Viernes, 4 de marzo de 2016 | Hoy
URBANIDADES
Por Marta Dillon
Eramos tres mujeres fumando en la puerta de un bar a una cuadra de la avenida Corrientes: habíamos tomado unas copas de vino, nos reíamos entre nosotras apoyadas en la pared, alternando carcajadas con ese tipo de charla cómplice que nos obligaba a acercar oídos y bocas para no perdernos nada de esa conspiración fútil y juguetona. Entonces se acercó un taxi, con medio cuerpo fuera de la ventanilla baja, un actor famoso, maduro, aire de galán, grita: “¿solitas, chicas?”
–Solo estás vos, lindo –dijo una y a la vez las risas y mostrar los dientes.
La escena se repite con matices otra noche, otro restorán, esta vez una pareja. Dos minas que se recuestan entre sí hombro con hombro, una manera de tocarse que es una invitación que hace que sus miradas se crucen, prometiéndose. Entonces el tipo, como si fuera el convidado: “¿Noche de salir solas?”
–Estamos juntas ¿no ves?
–Bueno, pero dejaron los maridos en casa…

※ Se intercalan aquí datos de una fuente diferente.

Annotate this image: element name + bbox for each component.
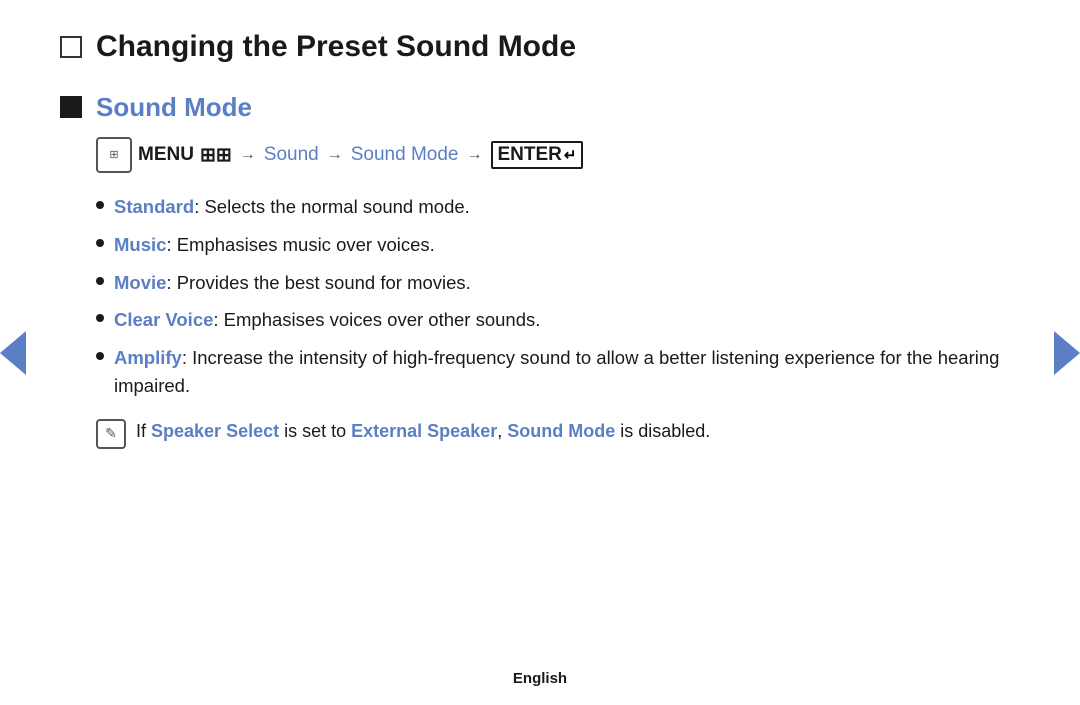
term-clear-voice: Clear Voice — [114, 309, 213, 330]
section-content: Sound Mode ⊞ MENU ⊞⊞ → Sound → Sound Mod… — [96, 92, 1000, 449]
note-term2: External Speaker — [351, 421, 497, 441]
list-item: Movie: Provides the best sound for movie… — [96, 269, 1000, 297]
term-music: Music — [114, 234, 166, 255]
desc-movie: : Provides the best sound for movies. — [166, 272, 470, 293]
note-suffix: is disabled. — [615, 421, 710, 441]
desc-music: : Emphasises music over voices. — [166, 234, 434, 255]
list-item-text: Clear Voice: Emphasises voices over othe… — [114, 306, 540, 334]
list-item-text: Movie: Provides the best sound for movie… — [114, 269, 471, 297]
checkbox-icon — [60, 36, 82, 58]
note-term1: Speaker Select — [151, 421, 279, 441]
list-item-text: Music: Emphasises music over voices. — [114, 231, 435, 259]
bullet-dot — [96, 352, 104, 360]
note-icon: ✎ — [96, 419, 126, 449]
list-item: Clear Voice: Emphasises voices over othe… — [96, 306, 1000, 334]
bullet-dot — [96, 277, 104, 285]
term-standard: Standard — [114, 196, 194, 217]
arrow-2: → — [327, 146, 343, 164]
page-title: Changing the Preset Sound Mode — [96, 30, 576, 64]
nav-right-button[interactable] — [1054, 331, 1080, 375]
main-title-row: Changing the Preset Sound Mode — [60, 30, 1000, 64]
list-item-text: Amplify: Increase the intensity of high-… — [114, 344, 1000, 400]
note-prefix: If — [136, 421, 151, 441]
menu-icon-symbol: ⊞ — [109, 150, 118, 161]
term-movie: Movie — [114, 272, 166, 293]
bullet-dot — [96, 201, 104, 209]
desc-clear-voice: : Emphasises voices over other sounds. — [213, 309, 540, 330]
bullet-dot — [96, 239, 104, 247]
note-icon-symbol: ✎ — [105, 423, 117, 444]
note-row: ✎ If Speaker Select is set to External S… — [96, 418, 1000, 449]
arrow-1: → — [240, 146, 256, 164]
footer-label: English — [513, 670, 567, 687]
sound-mode-label: Sound Mode — [351, 144, 459, 166]
arrow-3: → — [467, 146, 483, 164]
bullet-dot — [96, 314, 104, 322]
list-item: Standard: Selects the normal sound mode. — [96, 193, 1000, 221]
note-term3: Sound Mode — [507, 421, 615, 441]
nav-left-button[interactable] — [0, 331, 26, 375]
menu-icon: ⊞ — [96, 137, 132, 173]
page-container: Changing the Preset Sound Mode Sound Mod… — [0, 0, 1080, 705]
sound-label: Sound — [264, 144, 319, 166]
section-block: Sound Mode ⊞ MENU ⊞⊞ → Sound → Sound Mod… — [60, 92, 1000, 449]
desc-standard: : Selects the normal sound mode. — [194, 196, 470, 217]
menu-squares: ⊞⊞ — [200, 144, 232, 167]
menu-path: ⊞ MENU ⊞⊞ → Sound → Sound Mode → ENTER↵ — [96, 137, 1000, 173]
list-item: Amplify: Increase the intensity of high-… — [96, 344, 1000, 400]
desc-amplify: : Increase the intensity of high-frequen… — [114, 347, 999, 396]
bullet-list: Standard: Selects the normal sound mode.… — [96, 193, 1000, 400]
enter-box: ENTER↵ — [491, 141, 584, 169]
enter-label: ENTER — [498, 144, 562, 166]
menu-label: MENU — [138, 144, 194, 166]
black-square-icon — [60, 96, 82, 118]
list-item: Music: Emphasises music over voices. — [96, 231, 1000, 259]
section-title: Sound Mode — [96, 92, 1000, 123]
note-separator: , — [497, 421, 507, 441]
note-middle: is set to — [279, 421, 351, 441]
list-item-text: Standard: Selects the normal sound mode. — [114, 193, 470, 221]
note-text: If Speaker Select is set to External Spe… — [136, 418, 710, 445]
enter-arrow-icon: ↵ — [564, 146, 577, 164]
term-amplify: Amplify — [114, 347, 182, 368]
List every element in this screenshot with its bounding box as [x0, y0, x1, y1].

–No, quedó nuestro hijo con su hermana.
¿Qué tan seguro hay que estar de ocupar la pirámide social para creer que sin alguien como vos, un macho como vos, nada hay más que soledad? ¿Qué vacío creen que llenan? ¿Qué es lo que los hace sentirse tan importantes? El patriarcado. Así de fácil es explicar este régimen de dominación que administra y produce nuestros terrores íntimos para convencernos de que la obediencia es necesaria, de que la jerarquía de una determinada anatomía podría protegernos de los mismos ataques que provoca. Hacerse invisible es su potencia, llenar de fantasmas la oscuridad de la noche –inoculando regularmente ejemplos para que esos fantasmas se corporicen: cuerpos descartados en bolsas, el recuento detallado de los golpes, la descripción de la autopsia que termina de aportar un lenguaje científico a la disección del cuerpo masacrado, a la dimensión del castigo–, su más efectiva herramienta para desalentar cualquier fuga de su cielo blanco, heterosexual, masculino, perfectamente pintado sobre la supremacía de una biología determinada, capaz de llenar con sus apéndice el vacío que se supone nos hace débiles.
Solas. Las dos jóvenes mendocinas que tuvieron la osadía de salir juntas a recorrer las rutas de un continente indio, negro, mestizo; subiéndose a la caja de camiones para sentir el viento en la cara, jactándose de largas conversaciones con los conductores que no hubieran tenido en su tierra porque allí serían juzgadas –como de alguna manera son juzgadas ahora aunque no puedan responder–, ellas son separadas post mortem para quedar aisladas una de la otra. Viajaban solas. Nada queda de haber cargado bultos entre las dos, diseñado el itinerario, desarmarlo para quedarse unos días más en un pueblo o en otro, reírse de su audacia, hacerse poderosas en cada decisión que tomaron. Eso no se ve. Mejor exhibirlas solas, moscas en la leche del deseo masculino compulsivo que podía tragarlas. Que las tragó y escupió los restos, ahora sí van a estar calladitas. Ahora sí que dejarán de reírse, de gozar de sus cuchicheos cómplices, de tejer esas alianzas que abrigan y ofrecen otro cielo. Los discursos mediáticos aprovechan entonces y describen los riesgos, se hacen eco del pánico, de ese lugar donde se exhibió la crueldad las turistas huyen, cancelan reservas, se dejan intimidar.
Hay voces insurrectas, cada vez más. Muchas mujeres reaccionaron contra ese oxímoron que insiste: dos mujeres solas. La mayoría lo hizo desde la primera persona, desde el relato de las propias heridas, el eco en las cicatrices. Es que pasamos por eso y sin embargo en el duelo no dejan de escucharse las risas irreverentes de quienes desafían el castigo ejemplificador para encontrar la potencia en el despliegue del deseo, del juego, del placer. Podemos hacer más que contar víctimas y denunciarlas, podemos seguir tomando la calle cualquier día para la protesta y también para bailar o improvisar un picadito de esos que se supone no sabemos nada. No estamos solas, nos tenemos.